The Rural Doctors Association of Victoria (RDAV) and Rural Doctors Association of Australia (RDAA) have raised their concerns over the dangers of quad bike riding.
According to RDAV representative on the Victorian Farmers Federation’s Farm Safety Committee, Dr Malcolm Anderson, over 150 deaths from quad bike accidents in Australia have been reported, with 23 deaths in 2011 and 10 deaths so far this year.
“Almost 65% of these accidents occur on farms, and almost 50% are due to roll-over incidents where death is caused by asphyxiation. Other causes of death include head injury, and those due to other injuries sustained in the accident.
“Quad bike fatalities now outnumber tractor fatalities, with the oldest person to die being 94 and the youngest 11.
He also encouraged farmers to use other farm vehicles as quad bikes were not designed for agricultural use.
“There are over 220,000 quad bikes in Australia. These statistics of fatalities, replicated in other countries, have led to quad bikes being classified as ‘imminently hazardous vehicles’, and farmers are urged to consider buying alternative farm vehicles,” said Dr Anderson.
“Quad bikes were not designed for agricultural use but their defacto use in this sector classifies them as ‘plant’ and hence almost certainly subject to workplace safety legislation. They are inherently unstable, with a narrow track and a high centre of gravity. They have limited carrying capacity, and are not designed to carry passengers. These factors make them prone to rolling over, and either tipping off the rider or landing on top of them. With a vehicle weight of around 300kg, a rider has little chance of survival in the event of such an accident.”
Dr Anderson said that Crush Protection Devices (CPDs) are available but the Federal Chamber of Automotive Industries has been active in lobbying against the fitting of such devices, maintaining that wearing of helmets and ‘basic rider training’ is enough to ensure the safety of a rider.

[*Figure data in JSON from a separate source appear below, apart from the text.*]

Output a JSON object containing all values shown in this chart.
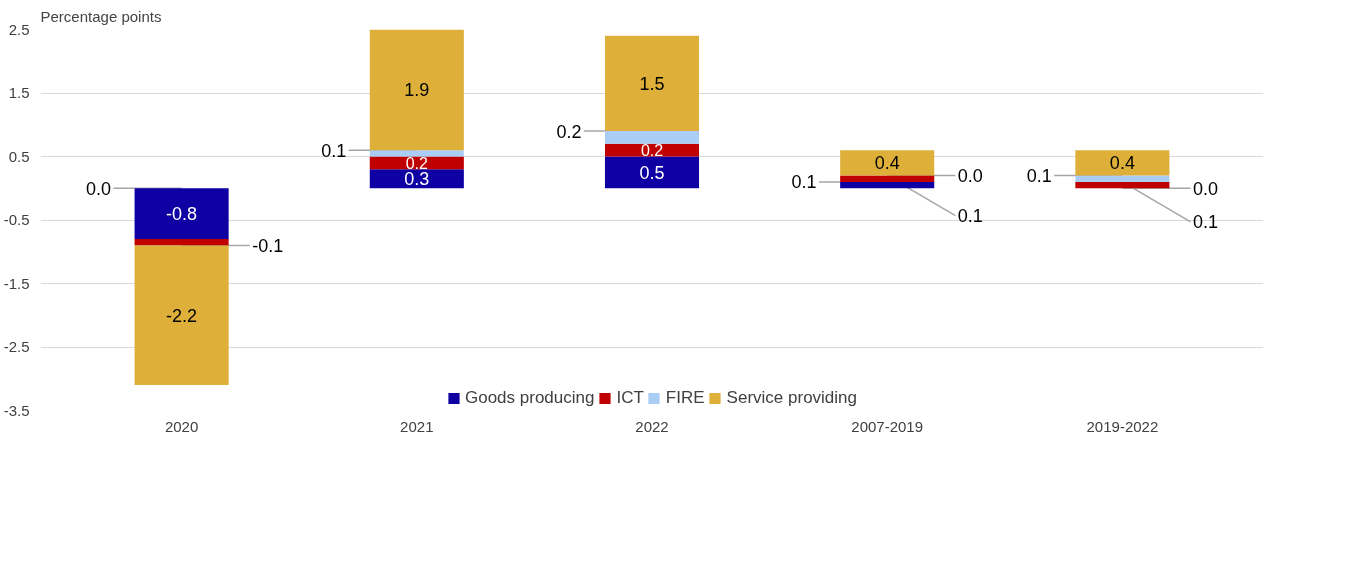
{
  "chart_data": {
    "type": "bar",
    "stacked": true,
    "ylabel": "Percentage points",
    "categories": [
      "2020",
      "2021",
      "2022",
      "2007-2019",
      "2019-2022"
    ],
    "series": [
      {
        "name": "Goods producing",
        "color": "#0e00a3",
        "values": [
          -0.8,
          0.3,
          0.5,
          0.1,
          0.0
        ],
        "value_labels": [
          "-0.8",
          "0.3",
          "0.5",
          null,
          null
        ]
      },
      {
        "name": "ICT",
        "color": "#c00000",
        "values": [
          -0.1,
          0.2,
          0.2,
          0.1,
          0.1
        ],
        "value_labels": [
          null,
          "0.2",
          "0.2",
          null,
          null
        ]
      },
      {
        "name": "FIRE",
        "color": "#a9cdf5",
        "values": [
          0.0,
          0.1,
          0.2,
          0.0,
          0.1
        ],
        "value_labels": [
          null,
          null,
          null,
          null,
          null
        ]
      },
      {
        "name": "Service providing",
        "color": "#deb03a",
        "values": [
          -2.2,
          1.9,
          1.5,
          0.4,
          0.4
        ],
        "value_labels": [
          "-2.2",
          "1.9",
          "1.5",
          "0.4",
          "0.4"
        ]
      }
    ],
    "annotations": [
      {
        "text": "0.0",
        "x": "2020",
        "y": 0.0
      },
      {
        "text": "-0.1",
        "x": "2020",
        "y": -0.9
      },
      {
        "text": "0.1",
        "x": "2021",
        "y": 0.6
      },
      {
        "text": "0.2",
        "x": "2022",
        "y": 0.9
      },
      {
        "text": "0.1",
        "x": "2007-2019",
        "y": 0.1
      },
      {
        "text": "0.0",
        "x": "2007-2019",
        "y": 0.2
      },
      {
        "text": "0.1",
        "x": "2007-2019",
        "y": 0.2
      },
      {
        "text": "0.1",
        "x": "2019-2022",
        "y": 0.2
      },
      {
        "text": "0.0",
        "x": "2019-2022",
        "y": 0.0
      },
      {
        "text": "0.1",
        "x": "2019-2022",
        "y": 0.1
      }
    ],
    "ylim": [
      -3.5,
      2.5
    ],
    "yticks": [
      -3.5,
      -2.5,
      -1.5,
      -0.5,
      0.5,
      1.5,
      2.5
    ],
    "grid": "y",
    "legend": "bottom"
  }
}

“Clearly these measures are not working, and one wonders how many more deaths it will take until the industry acknowledges that definitive action must be taken to address this very serious problem.”

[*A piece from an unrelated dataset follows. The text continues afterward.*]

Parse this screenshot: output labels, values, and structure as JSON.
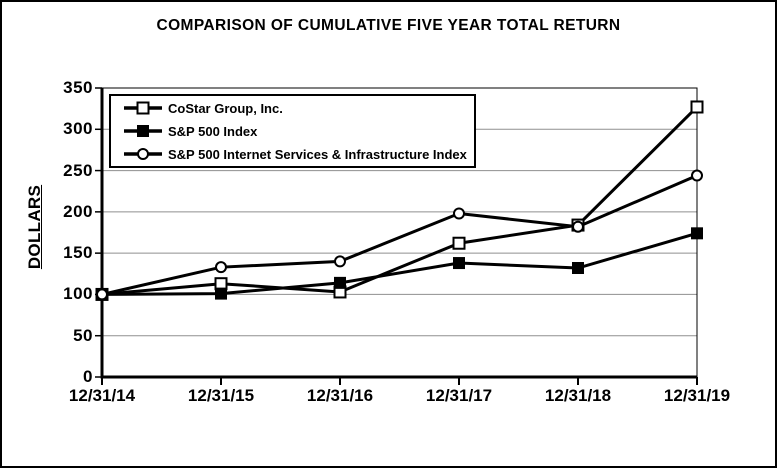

Dr Anderson said they are pleased with the establishment of QuadWatch to raise awareness on the safety aspects of quad bikes.
“It was pleasing to hear the recent announcement by the Federal Minister for Employment and Workplace Relations, Bill Shorten MP, regarding the establishment of ‘QuadWatch’, a community-based network to bring together farmers, community groups, emergency services and local government to raise awareness and inform users of the safety aspects of the use of these machines, and enable users to make informed decisions about their use,” said Dr Anderson.
“Minister Shorten’s press statement on Friday 13 July, marking National Farm Safety Week, was a clear message that he understands there is a problem with quad bikes, and we look forward to the Work Safe Issues paper on the subject, due to be released this month.
“We also applaud the decision of the NSW Government to give $ 1 million for research into quad bike safety. In the meantime, there is a strong case for the fitting of CPDs, otherwise known as Roll-Over Protection (ROP), here and now.
“The advice to farmers is to consider the use of an alternative vehicle for farm work, but if it has to be a quad bike, it is vital to wear a helmet, fit a CPD or ROP, and do not allow children to ride them,” he said.